Metrics & Monitoring

  1. System Metrics Endpoint

    • GET /v4/metrics returns dataset-wide statistics (sample counts, citations, data points).
    • Optimized for API dashboards and usage visualization.
  2. Export Table Metrics

    • GET /v4/metrics/exports/:taskStatus lists all exports filtered by task status.
    • Includes email, IP, export purpose, file location, timestamps, and status history.

Location Services

  1. Location Query Endpoints

    • GET /v4/locations?{search} returns clustered sample coordinates.
    • Optimized for use with mapping clients (Mapbox/MapLibre).
    • Results returned as aggregated cluster GeoJSON.
  2. Sample Location Metadata

    • GET /v4/locations/samples?{search} retrieves sample metadata including lat/lon and sample IDs.
    • Supports UI rendering of marker popups and tooltips.
  3. Tile-Based Location Clustering

    • GET /v4/locations/tile?{search} returns tile-based cluster grids.
    • Enables efficient display of large-scale datasets in map tiles.
  4. Proximity Search

    • GET /v4/locations/point?{search} retrieves all samples within a radial distance from given coordinates.
    • Uses OpenSearch geo-distance queries with precision control.

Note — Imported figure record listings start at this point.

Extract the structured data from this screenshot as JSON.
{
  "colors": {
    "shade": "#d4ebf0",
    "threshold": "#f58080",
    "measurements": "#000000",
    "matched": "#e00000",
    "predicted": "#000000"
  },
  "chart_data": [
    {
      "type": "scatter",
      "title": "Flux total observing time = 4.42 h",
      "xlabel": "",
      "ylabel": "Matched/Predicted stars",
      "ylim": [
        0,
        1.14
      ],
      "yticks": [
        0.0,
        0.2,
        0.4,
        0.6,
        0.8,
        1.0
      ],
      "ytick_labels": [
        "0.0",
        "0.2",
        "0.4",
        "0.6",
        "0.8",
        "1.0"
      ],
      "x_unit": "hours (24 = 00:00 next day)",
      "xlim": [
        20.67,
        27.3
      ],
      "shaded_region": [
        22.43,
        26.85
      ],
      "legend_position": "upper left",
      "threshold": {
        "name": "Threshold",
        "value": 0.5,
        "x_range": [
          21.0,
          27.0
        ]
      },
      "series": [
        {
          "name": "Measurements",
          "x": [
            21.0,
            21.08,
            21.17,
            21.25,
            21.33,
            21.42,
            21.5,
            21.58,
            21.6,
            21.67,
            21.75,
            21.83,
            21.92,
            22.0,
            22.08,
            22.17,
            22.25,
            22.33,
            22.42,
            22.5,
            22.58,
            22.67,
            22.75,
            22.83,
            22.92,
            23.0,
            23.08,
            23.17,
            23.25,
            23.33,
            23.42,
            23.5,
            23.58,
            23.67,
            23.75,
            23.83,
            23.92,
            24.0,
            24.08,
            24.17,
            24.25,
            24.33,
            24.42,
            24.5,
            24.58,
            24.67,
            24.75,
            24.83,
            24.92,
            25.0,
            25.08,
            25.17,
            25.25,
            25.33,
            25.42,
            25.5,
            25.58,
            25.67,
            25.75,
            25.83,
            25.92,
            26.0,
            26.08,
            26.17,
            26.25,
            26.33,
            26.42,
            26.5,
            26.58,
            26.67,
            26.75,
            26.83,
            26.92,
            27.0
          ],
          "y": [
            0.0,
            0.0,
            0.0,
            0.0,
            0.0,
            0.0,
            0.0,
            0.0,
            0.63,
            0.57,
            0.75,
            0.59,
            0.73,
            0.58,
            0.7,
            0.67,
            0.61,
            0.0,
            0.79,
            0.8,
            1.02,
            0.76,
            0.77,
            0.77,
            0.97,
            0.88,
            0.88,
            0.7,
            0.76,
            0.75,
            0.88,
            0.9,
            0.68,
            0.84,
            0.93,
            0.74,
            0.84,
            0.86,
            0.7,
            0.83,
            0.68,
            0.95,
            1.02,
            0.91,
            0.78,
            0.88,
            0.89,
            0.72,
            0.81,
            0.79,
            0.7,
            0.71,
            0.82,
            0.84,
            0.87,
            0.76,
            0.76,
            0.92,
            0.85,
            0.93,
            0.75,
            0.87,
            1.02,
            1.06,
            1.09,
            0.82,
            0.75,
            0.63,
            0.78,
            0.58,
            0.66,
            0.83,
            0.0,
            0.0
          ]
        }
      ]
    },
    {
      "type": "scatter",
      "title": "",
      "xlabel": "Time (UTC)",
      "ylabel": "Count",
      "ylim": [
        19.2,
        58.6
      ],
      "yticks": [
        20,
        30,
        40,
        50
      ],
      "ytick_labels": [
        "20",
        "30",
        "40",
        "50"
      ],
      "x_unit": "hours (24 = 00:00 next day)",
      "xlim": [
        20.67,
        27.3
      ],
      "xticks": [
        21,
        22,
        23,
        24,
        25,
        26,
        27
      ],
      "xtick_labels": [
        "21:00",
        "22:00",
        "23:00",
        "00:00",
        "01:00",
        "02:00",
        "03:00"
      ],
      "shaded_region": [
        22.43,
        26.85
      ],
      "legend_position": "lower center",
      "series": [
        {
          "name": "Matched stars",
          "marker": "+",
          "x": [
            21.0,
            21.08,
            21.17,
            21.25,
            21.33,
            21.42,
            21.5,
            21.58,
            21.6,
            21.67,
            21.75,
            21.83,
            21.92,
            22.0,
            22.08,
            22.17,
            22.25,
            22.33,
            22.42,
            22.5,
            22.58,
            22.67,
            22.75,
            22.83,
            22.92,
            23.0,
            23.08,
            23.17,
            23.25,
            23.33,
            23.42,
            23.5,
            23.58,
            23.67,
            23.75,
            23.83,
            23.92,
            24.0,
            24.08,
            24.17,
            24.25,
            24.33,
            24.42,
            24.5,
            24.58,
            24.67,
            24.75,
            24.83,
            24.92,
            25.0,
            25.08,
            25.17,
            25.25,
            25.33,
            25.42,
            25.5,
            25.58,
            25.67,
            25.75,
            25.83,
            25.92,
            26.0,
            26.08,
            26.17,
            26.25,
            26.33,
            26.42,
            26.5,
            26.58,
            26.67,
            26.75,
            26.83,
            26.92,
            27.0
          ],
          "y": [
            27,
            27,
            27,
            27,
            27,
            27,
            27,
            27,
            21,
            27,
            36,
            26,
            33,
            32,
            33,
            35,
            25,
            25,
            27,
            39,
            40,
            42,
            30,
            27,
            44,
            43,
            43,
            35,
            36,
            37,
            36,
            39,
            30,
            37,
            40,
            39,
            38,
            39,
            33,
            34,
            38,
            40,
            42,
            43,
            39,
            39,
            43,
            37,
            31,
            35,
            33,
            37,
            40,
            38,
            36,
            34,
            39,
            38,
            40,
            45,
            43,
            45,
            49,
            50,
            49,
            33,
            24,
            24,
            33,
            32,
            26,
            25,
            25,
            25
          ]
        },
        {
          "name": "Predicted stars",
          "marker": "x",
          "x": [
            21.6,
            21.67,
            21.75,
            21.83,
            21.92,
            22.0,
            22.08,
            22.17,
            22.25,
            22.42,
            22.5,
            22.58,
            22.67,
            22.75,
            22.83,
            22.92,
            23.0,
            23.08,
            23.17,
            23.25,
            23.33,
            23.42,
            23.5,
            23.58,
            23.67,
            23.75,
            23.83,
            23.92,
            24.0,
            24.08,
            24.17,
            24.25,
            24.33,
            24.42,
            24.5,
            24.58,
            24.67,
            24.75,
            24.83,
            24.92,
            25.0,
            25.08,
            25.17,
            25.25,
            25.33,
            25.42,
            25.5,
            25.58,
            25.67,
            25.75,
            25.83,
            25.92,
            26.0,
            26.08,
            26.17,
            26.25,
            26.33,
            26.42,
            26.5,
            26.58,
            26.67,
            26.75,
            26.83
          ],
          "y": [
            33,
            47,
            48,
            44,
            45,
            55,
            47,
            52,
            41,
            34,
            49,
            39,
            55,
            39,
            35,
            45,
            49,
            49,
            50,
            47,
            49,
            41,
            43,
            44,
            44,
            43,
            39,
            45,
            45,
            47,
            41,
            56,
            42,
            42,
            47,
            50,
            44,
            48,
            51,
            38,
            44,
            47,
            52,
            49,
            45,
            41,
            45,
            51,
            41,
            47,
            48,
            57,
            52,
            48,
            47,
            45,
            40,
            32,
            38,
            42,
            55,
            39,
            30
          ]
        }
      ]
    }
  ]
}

Search and Filtering Features

  1. Dynamic Search Props

    • Supports query parameters:
      sampleCollections, expeditions, authors, journals, publicationYears, sampleNames, etc.
    • Enables combined filters via OR (||) or range (2000-2024) syntax.
    • Automatically parsed and formatted in Express middleware.
  2. Advanced Filters

    • Supports structured filters for complex objects:
      • analysisTypes=minerals::[aganthite]
      • taxons=meteorite::[nahklite]
      • geoFeatures=crater::[plum crater]
    • Parses nested arrays and dot notation (e.g., Si.WET → { Si: [“WET”] }).
  3. Location Filters

    • Accepts spatial parameters like boundingBox, precision, polygons, and size.
    • Fully compatible with GeoJSON polygons and multi-bounding-box queries.
    • Enables dynamic geospatial filtering on client UI.

Reliability and System Architecture

  1. Error Handling & Logging

    • All errors logged with context to ECS logs.
    • Includes structured JSON error responses for API consumers.
    • Standardized error codes across all v4 endpoints.
  2. Performance Optimizations

    • Built-in caching and pagination for composite aggregations.
    • Scroll API usage for massive data queries (100k+ hits).
    • Streamed responses for export to S3 without overloading memory.
  3. DynamoDB Integration

    • Centralized tracking of exports, tokens, and task statuses.
    • Uses Point-In-Time Recovery (PITR) and consistent backups.
    • Queryable by user email for audit and recovery.
  4. OpenSearch Integration

    • Core data retrieval via OpenSearch composite aggregations.
    • Index mappings support nested structures for hierarchical vocabularies.
    • High-availability configuration with scroll + afterKey for pagination.